Er umfasst eine ausführliche Einleitung des Herausgebers, in welcher er Pierre Ramus’ Biografie in die Gesamtgeschichte des Anarchismus einbettet und dabei besonderen Wert auf Personen und Bewegungen legt, die Ramus’ Denken beeinflusst haben, seien es etwa die proudhonistische Tradition, der revolutionäre Syndikalismus in Frankreich, der Stirnersche Individualismus oder aber die russisch-anarchistische Tradition mit Tolstoi, Bakunin und Kropotkin. S. 61-72 zeichnet Senft im Anschluss daran den spezifischen Lebenslauf Ramus’ nach, der ihn nach früher Politsozialisation in den USA und in England ab 1907 wieder nach Wien zurückführte, wo er in den Zwanzigerjahren mit der Organisation des „Bund herrschaftsloser Sozialisten“ (BhS) laut Reinhard Müller (bei einem Vortrag im CIRA Lausanne 1996) „die mächtigste anarchistische Bewegung“ im Österreich des 20. Jahrhunderts aufbaute. 1925 hatte der BhS rund 4000 Mitglieder. In kaum einem anderen Land – von Indien abgesehen, wenn man Gandhi als gewaltfreien Anarchisten interpretiert, wie es auch Senft tut (S. 44) –, hat der gewaltfreie Anarchismus ein gesamtes Jahrzehnt lang die anarchistische Bewegung so geprägt wie in Österreich. Am Ende seiner Einleitung spürt Senft dann noch dem Geist der gewaltfreien Revolte (etwa die Nelkenrevolution in Portugal 1974) und dem zivilen Ungehorsam von Ramus’ Tod bis in die heutige Zeit nach (S. 72-79).

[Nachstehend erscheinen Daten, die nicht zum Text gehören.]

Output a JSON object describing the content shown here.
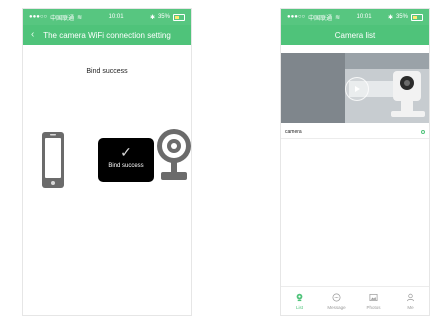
{
  "colors": {
    "accent_green": "#4fc37a",
    "toast_black": "#000000",
    "text_dark": "#222222",
    "gray": "#6b6b6b"
  },
  "left_screen": {
    "status_bar": {
      "carrier": "中国联通",
      "time": "10:01",
      "battery": "35%",
      "icons": [
        "signal-icon",
        "wifi-icon",
        "bluetooth-icon",
        "battery-icon"
      ]
    },
    "navbar": {
      "back_icon": "chevron-left-icon",
      "title": "The camera WiFi connection setting"
    },
    "content": {
      "heading": "Bind success",
      "toast": {
        "icon": "check-icon",
        "label": "Bind success"
      },
      "illustration_icons": [
        "phone-icon",
        "check-icon",
        "camera-icon"
      ]
    }
  },
  "right_screen": {
    "status_bar": {
      "carrier": "中国联通",
      "time": "10:01",
      "battery": "35%",
      "icons": [
        "signal-icon",
        "wifi-icon",
        "bluetooth-icon",
        "battery-icon"
      ]
    },
    "navbar": {
      "title": "Camera list"
    },
    "camera_list": {
      "items": [
        {
          "name": "camera",
          "status_icon": "online-dot-icon",
          "thumbnail_icon": "play-icon"
        }
      ]
    },
    "tabbar": {
      "tabs": [
        {
          "label": "List",
          "icon": "camera-icon",
          "active": true
        },
        {
          "label": "Message",
          "icon": "chat-icon",
          "active": false
        },
        {
          "label": "Photos",
          "icon": "image-icon",
          "active": false
        },
        {
          "label": "Me",
          "icon": "person-icon",
          "active": false
        }
      ]
    }
  }
}
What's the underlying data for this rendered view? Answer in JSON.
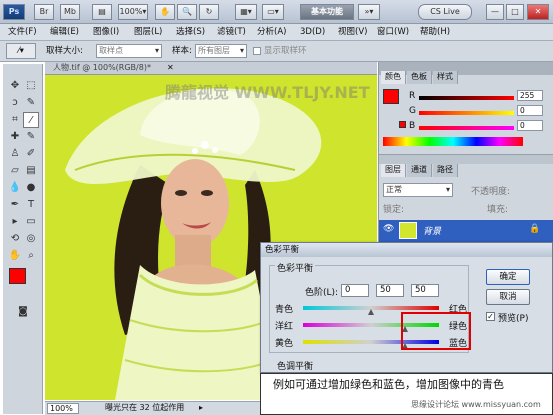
{
  "app": {
    "ps_badge": "Ps",
    "workspace_button": "基本功能",
    "cs_live": "CS Live",
    "window_min": "—",
    "window_max": "□",
    "window_close": "✕"
  },
  "menu": [
    "文件(F)",
    "编辑(E)",
    "图像(I)",
    "图层(L)",
    "选择(S)",
    "滤镜(T)",
    "分析(A)",
    "3D(D)",
    "视图(V)",
    "窗口(W)",
    "帮助(H)"
  ],
  "options_bar": {
    "sample_size_label": "取样大小:",
    "sample_size_value": "取样点",
    "sample_label": "样本:",
    "sample_value": "所有图层",
    "show_ring_label": "显示取样环"
  },
  "document": {
    "tab_title": "人物.tif @ 100%(RGB/8)*",
    "watermark": "腾龍视觉 WWW.TLJY.NET",
    "zoom": "100%",
    "status": "曝光只在 32 位起作用"
  },
  "color_panel": {
    "tabs": [
      "颜色",
      "色板",
      "样式"
    ],
    "r_label": "R",
    "g_label": "G",
    "b_label": "B",
    "r_value": "255",
    "g_value": "0",
    "b_value": "0",
    "foreground": "#ff0000"
  },
  "layers_panel": {
    "tabs": [
      "图层",
      "通道",
      "路径"
    ],
    "blend_mode": "正常",
    "opacity_label": "不透明度:",
    "lock_label": "锁定:",
    "fill_label": "填充:",
    "layer_name": "背景"
  },
  "dialog": {
    "title": "色彩平衡",
    "group_label": "色彩平衡",
    "levels_label": "色阶(L):",
    "level1": "0",
    "level2": "50",
    "level3": "50",
    "ok_label": "确定",
    "cancel_label": "取消",
    "preview_label": "预览(P)",
    "tone_label": "色调平衡",
    "rows": [
      {
        "left": "青色",
        "right": "红色",
        "value": 0
      },
      {
        "left": "洋红",
        "right": "绿色",
        "value": 50
      },
      {
        "left": "黄色",
        "right": "蓝色",
        "value": 50
      }
    ]
  },
  "caption": {
    "text": "例如可通过增加绿色和蓝色，增加图像中的青色",
    "site": "思缘设计论坛 www.missyuan.com"
  }
}
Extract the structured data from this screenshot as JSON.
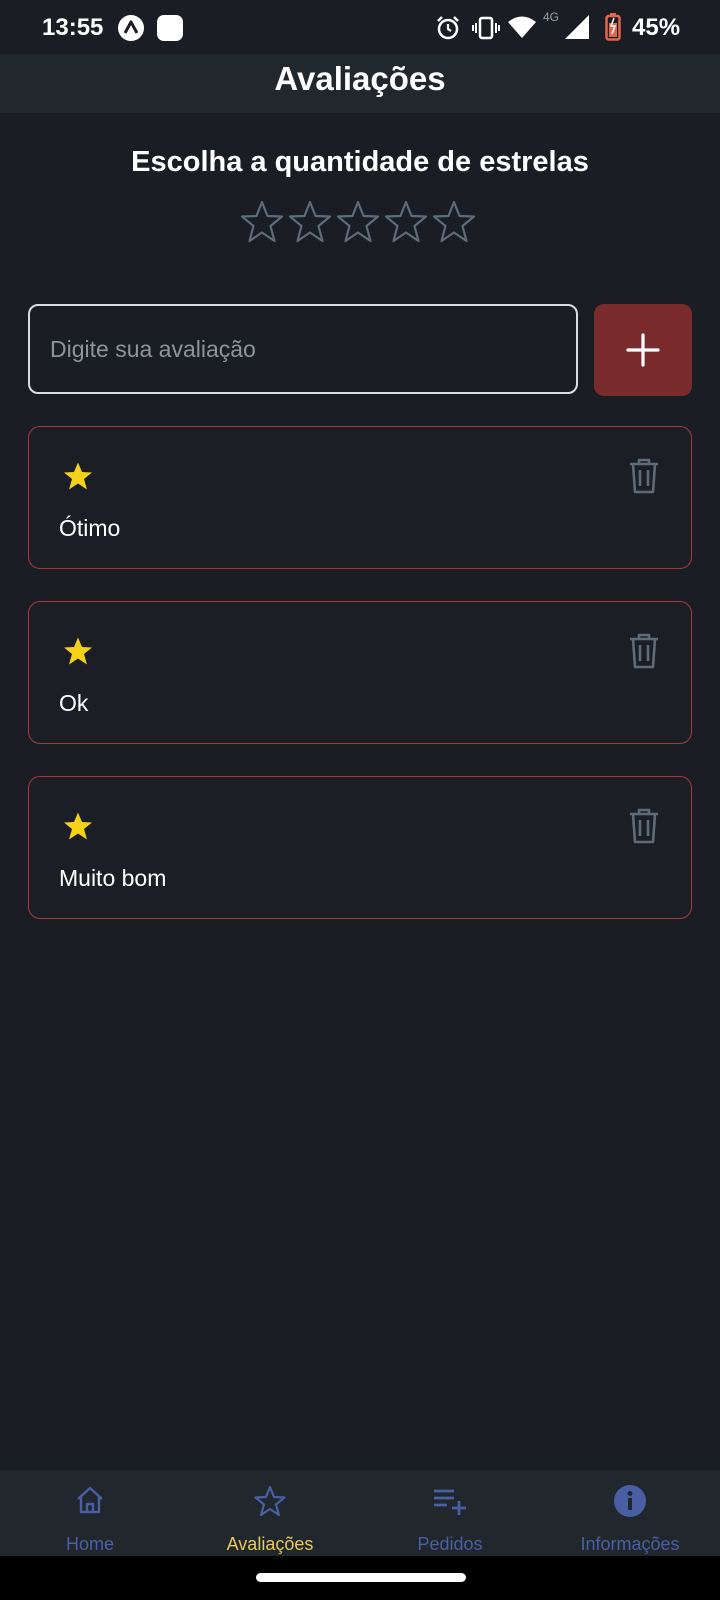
{
  "status_bar": {
    "time": "13:55",
    "network": "4G",
    "battery": "45%",
    "battery_color": "#e8644a"
  },
  "header": {
    "title": "Avaliações"
  },
  "rating_picker": {
    "heading": "Escolha a quantidade de estrelas",
    "star_count": 5,
    "selected": 0
  },
  "review_input": {
    "value": "",
    "placeholder": "Digite sua avaliação"
  },
  "add_button": {
    "icon": "plus-icon",
    "color": "#7a2c2c"
  },
  "reviews": [
    {
      "stars": 1,
      "text": "Ótimo"
    },
    {
      "stars": 1,
      "text": "Ok"
    },
    {
      "stars": 1,
      "text": "Muito bom"
    }
  ],
  "colors": {
    "background": "#1a1e24",
    "card_border": "#a33a3a",
    "star_filled": "#f5d21a",
    "active_nav": "#e8c85a",
    "inactive_nav": "#4a5fa3"
  },
  "bottom_nav": [
    {
      "label": "Home",
      "icon": "home-icon",
      "active": false
    },
    {
      "label": "Avaliações",
      "icon": "star-outline-icon",
      "active": true
    },
    {
      "label": "Pedidos",
      "icon": "playlist-add-icon",
      "active": false
    },
    {
      "label": "Informações",
      "icon": "info-icon",
      "active": false
    }
  ]
}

Es folgen Ramus’ Biografien von Anarchisten, die ihn beeinflussten. Ramus schrieb über sie in Zeiten lebenswichtiger geografischer und politischer Weggabelungen: über William Godwin (1907), Bakunin (1908), Tolstoi (1920), Edward Carpenter (1910) und Francisco Ferrer (1921), wobei manche Biografien, wie etwa über Godwin und Ferrer, nach 1968 in Reprints wieder veröffentlicht wurden und Ramus-Kenner*innen nicht neu sind.

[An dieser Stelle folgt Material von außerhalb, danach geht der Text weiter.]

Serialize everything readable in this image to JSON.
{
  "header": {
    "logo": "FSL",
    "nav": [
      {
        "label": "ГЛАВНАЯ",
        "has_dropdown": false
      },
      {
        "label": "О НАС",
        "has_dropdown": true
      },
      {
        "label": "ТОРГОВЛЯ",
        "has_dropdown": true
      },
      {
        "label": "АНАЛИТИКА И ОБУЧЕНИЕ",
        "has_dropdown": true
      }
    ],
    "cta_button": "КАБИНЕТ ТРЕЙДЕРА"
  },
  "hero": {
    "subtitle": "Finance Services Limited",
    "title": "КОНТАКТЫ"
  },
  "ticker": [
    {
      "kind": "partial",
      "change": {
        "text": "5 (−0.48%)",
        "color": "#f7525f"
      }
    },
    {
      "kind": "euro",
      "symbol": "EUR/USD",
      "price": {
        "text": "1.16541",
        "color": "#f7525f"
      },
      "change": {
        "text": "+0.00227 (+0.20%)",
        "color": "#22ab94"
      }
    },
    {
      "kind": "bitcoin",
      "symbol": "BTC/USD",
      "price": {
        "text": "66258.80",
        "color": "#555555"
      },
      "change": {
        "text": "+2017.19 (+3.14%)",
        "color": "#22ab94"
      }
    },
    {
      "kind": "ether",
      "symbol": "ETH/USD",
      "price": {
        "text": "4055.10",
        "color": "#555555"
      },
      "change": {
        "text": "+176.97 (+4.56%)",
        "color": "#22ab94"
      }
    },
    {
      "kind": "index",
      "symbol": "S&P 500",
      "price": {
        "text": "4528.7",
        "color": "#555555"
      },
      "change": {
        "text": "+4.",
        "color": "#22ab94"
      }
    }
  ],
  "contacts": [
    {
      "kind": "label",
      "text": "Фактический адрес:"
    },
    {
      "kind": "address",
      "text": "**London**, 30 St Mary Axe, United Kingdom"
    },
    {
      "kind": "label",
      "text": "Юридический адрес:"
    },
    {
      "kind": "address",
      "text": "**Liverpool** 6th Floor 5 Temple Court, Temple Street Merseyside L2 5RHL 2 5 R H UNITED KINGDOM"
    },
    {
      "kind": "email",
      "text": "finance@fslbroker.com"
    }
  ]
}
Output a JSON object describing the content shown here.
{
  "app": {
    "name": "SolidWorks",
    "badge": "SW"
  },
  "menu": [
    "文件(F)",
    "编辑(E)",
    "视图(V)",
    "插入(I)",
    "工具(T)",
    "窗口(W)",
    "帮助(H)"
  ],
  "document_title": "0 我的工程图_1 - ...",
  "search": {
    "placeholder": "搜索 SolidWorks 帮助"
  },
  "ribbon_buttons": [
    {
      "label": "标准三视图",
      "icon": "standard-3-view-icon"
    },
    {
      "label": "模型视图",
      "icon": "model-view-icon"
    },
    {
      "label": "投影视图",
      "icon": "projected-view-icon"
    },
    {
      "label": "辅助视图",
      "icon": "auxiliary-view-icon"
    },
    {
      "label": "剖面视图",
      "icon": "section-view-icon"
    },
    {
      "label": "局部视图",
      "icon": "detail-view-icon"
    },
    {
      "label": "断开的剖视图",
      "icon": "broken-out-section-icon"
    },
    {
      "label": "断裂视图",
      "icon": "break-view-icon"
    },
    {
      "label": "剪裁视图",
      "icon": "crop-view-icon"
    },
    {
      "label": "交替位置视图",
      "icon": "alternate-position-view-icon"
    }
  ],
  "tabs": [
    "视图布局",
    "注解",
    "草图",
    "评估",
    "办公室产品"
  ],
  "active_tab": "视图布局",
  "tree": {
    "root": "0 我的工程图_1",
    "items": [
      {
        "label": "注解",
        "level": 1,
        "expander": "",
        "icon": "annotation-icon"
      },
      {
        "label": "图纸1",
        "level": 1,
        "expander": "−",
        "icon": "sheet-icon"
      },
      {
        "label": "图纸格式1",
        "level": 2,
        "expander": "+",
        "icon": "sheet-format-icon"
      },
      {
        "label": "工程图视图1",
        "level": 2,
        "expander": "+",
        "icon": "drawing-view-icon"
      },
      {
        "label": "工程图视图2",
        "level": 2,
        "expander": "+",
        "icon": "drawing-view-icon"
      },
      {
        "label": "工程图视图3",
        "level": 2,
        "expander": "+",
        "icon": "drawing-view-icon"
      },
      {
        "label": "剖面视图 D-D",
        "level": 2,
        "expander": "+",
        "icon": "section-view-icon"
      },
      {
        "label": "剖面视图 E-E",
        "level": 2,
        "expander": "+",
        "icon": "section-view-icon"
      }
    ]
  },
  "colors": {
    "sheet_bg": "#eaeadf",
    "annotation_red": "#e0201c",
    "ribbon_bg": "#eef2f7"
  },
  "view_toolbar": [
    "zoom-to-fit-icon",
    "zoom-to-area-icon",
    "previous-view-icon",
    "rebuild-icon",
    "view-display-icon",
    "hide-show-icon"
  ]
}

Außer Bakunin stellt Ramus die Genannten durchweg als Anarchisten dar, die revolutionäre Gewalt einer Herrschaftskritik unterwarfen und nach einem alternativen Weg für den Anarchismus suchten. Bei Bakunin ist Ramus in sanfter, aber spürbarer Kritik an Proudhon doch wichtig, dass das Ziel des Anarchismus die Revolution bleiben (S. 178ff.) und in Abgrenzung zum Marxismus von den „Dogmenfallstricken der Hegelei“ (S. 181) befreit werden müsse. Besonders hat mir beim Wiederlesen Ramus’ längerer Text über Godwin gefallen, wo er in einem ersten Abschnitt über englischsprachige Vorläufer Godwins sein, in den US- und Englandjahren gesammeltes Wissen ausbreitet und der Ansicht widerspricht, nur die französische Tradition des 18. Jahrhunderts sei revolutionär gewesen.
Es ist beeindruckend, dass Ramus direkt nach dem Ersten Weltkrieg, in der Revolutionszeit, als es in Österreich eine Rätebewegung gab (siehe dazu Peter Haumers Aufsatz in „Ne zam“, Nr. 7, S. 67-82) und einige frühere Anhänger Ramus’ bewaffnet für die ungarische Räterepublik kämpften, gerade seiner gewaltfrei-anarchistischen Überzeugung treu blieb.
Davon zeugen auch die Biografien über Tolstoi und Ferrer. Bei Tolstoi widerspricht er energisch einer passiven Deutung des Begriffs vom „Nichtwiderstreben“, denn laut Ramus verstehe Tolstoi darunter lediglich „das Nichtwiderstreben mittels Waffengewalt, weil diese nie Revolution, immer nur Krieg und neue Macht“ herbeiführe (S. 190f.). Berührend ist der längere, den Band abschließende Text zu Francisco Ferrer und dessen europaweiter Bewegung für freie, „moderne“ Schulen.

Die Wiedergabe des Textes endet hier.